Katherine Moline Crystalline 2008 (detail), neoprene, 170 x 350 cm. Courtesy the artist and Yuill / Crowley.

Neoprene is a versatile synthetic rubber designed to act flexibly, durably, and to resist breakdown. Commonly employed for industrial applications including building insulation, neoprene, being form-fitting and resilient, is also widely used to make wetsuits, fly fishing waders, mouse pads and iPod covers. Not usually associated with art, neoprene has expanded beyond its conventional functions in Katherine Moline's solo exhibition; six, black angular sculptural forms of sharp edges and smooth, shiny surfaces bridge the nexus between fine art and design.

Moline, a contemporary artist, graphic designer and design lecturer, is best known for her exploration into high Modernism and Minimalism through monochrome and geometric abstract paintings as well as sculptures reminiscent of Lygia Clark's 1950s Neo-Constructivist forms. However, Moline's new work moves forward into interrogating the realm of post-Minimalism. Here, we see the blending of sculptural models of the geometric with expressive, organic sensibilities, creating anthropomorphic-like objects.

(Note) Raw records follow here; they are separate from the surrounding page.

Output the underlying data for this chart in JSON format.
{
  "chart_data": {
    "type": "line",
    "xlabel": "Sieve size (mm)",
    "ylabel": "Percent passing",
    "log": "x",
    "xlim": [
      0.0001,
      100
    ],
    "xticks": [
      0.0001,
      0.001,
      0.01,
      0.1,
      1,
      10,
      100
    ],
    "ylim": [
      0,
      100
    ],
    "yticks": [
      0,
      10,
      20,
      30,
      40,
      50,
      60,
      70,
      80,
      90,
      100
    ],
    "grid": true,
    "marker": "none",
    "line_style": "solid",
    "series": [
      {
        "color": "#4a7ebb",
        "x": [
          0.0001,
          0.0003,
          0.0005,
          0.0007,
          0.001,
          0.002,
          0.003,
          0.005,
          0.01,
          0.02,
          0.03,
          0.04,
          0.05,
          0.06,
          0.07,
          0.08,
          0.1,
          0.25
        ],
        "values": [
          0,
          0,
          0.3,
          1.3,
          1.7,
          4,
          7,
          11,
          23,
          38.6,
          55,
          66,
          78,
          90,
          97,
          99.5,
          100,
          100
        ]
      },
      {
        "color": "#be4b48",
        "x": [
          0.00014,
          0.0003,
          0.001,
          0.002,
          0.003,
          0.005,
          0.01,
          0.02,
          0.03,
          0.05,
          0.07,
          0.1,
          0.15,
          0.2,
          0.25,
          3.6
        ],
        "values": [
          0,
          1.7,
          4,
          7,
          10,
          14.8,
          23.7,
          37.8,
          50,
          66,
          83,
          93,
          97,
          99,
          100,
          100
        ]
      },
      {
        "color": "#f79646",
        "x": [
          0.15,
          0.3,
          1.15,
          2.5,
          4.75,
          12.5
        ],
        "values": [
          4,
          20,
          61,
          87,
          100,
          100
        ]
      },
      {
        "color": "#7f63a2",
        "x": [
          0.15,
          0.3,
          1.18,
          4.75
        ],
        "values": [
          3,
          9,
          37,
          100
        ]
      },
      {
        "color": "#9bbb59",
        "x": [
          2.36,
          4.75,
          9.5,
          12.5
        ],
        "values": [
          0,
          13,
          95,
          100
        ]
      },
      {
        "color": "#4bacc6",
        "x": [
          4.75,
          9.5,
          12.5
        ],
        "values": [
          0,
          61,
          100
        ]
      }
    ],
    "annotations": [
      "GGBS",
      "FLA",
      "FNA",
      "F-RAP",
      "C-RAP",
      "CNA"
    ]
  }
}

In Moline's quest for the perfect abstract condition of an everyday material, she has hand-stapled hundreds of triangular-shaped neoprene pieces into springy forms resembling convex and concave bra cups, which are then joined together side by side, or overlapped on top of each other resulting in large, curvaceous, blanket-like relief sculptures. This redesign or new approach to an industrial object becomes an icon now contemplated in a different manner. The motif of triangular diamond-shaped mountains or valleys evokes experiences of fragmentation and continuation; seriality is mingled with a disruption of perception.

Moline's aesthetic trajectory brings to mind the organic and bodily sculptures of Eva Hesse, the floating felt forms of Robert Morris, German architecture of the 1910s, the shaped canvases of Frank Stella, the all-black paintings of Ad Reinhardt and the clean Japanese design of Rei Kawakubo. Despite these historical references and being located within a long lineage, Moline's practice is by no means derivative, but entirely refreshing. It is her skilled design-based background that brings new meaning to this dialogue through her use of neoprene and exploration of its materiality. In 2008, Moline reinterprets the paradigms of Minimalism, serial production, repetition, reduction of subjectivity, and the use of industrial methods and materials of production, with an expressive, organic language based on the material, which now takes on phantasmic and anthropomorphic qualities, thus eliciting a strong psychological and phenomenological response from the viewer.

Existing in a space between outsourced production and handcrafted, labour-intensive processes, Moline's practice conflates the vocabulary of industrial mass production and the unique, humanised object. Furthermore, her work is invested in exploring the concept of uselessness in art, and here, neoprene is made functionless on one level -– you could not comfortably wear the bra-shaped cups -– however, you can experience these fully realised forms as art.

The smooth surfaced, pointy-edged forms appear to float weightless on the walls, hung seamlessly, some with framing supports in the shape of the Seagram Building, others without. The standout piece in the exhibition was Cascade Room (Pattern of Sensation) 2008. Here a 3 by 3 metre square-shaped 'blanket' of bra-cups has been elegantly draped over the end of a three quarter high gallery wall that protrudes into the space. The black blanket hangs; undulating forms flow upwards and downwards as the eye travels back and forth over the piece, searching for a resting point. It is sensual post-Minimalism; voluminous, repetitive, corporeal, tactile and full of detail. Humour and whimsy are also at play, in works such as How Art Made the World 2008 and Fashion v. Style (Losing the Ability to Say No) 2008 – Moline's comments on art, life and culture in quirky shapes akin to a duck, a manta ray with chicken legs, a seahorse and a centipede which emerge from the gallery walls and entice, begging the viewer to touch, tickle and play. This is elegant and whimsical fetishism at its best.

These bulbous, beautiful yet tough, forms are minimally installed in the gallery, appearing to have been perfectly conceived of in terms of the space. The sculptures appear to twist, turn, push and pull against the surrounding space, creating foreshortening visual effects; the illusion of their spatial depth and form is challenged. The industrial gallery is transformed into a realm of Zen-like formalist meditation and cool aestheticism. Surprisingly, Moline's dynamic use of this seemingly banal material makes the viewer stop, engage and reflect; the body of work is sophisticated, fresh and arguably one of the most stunning exhibitions in Sydney this year.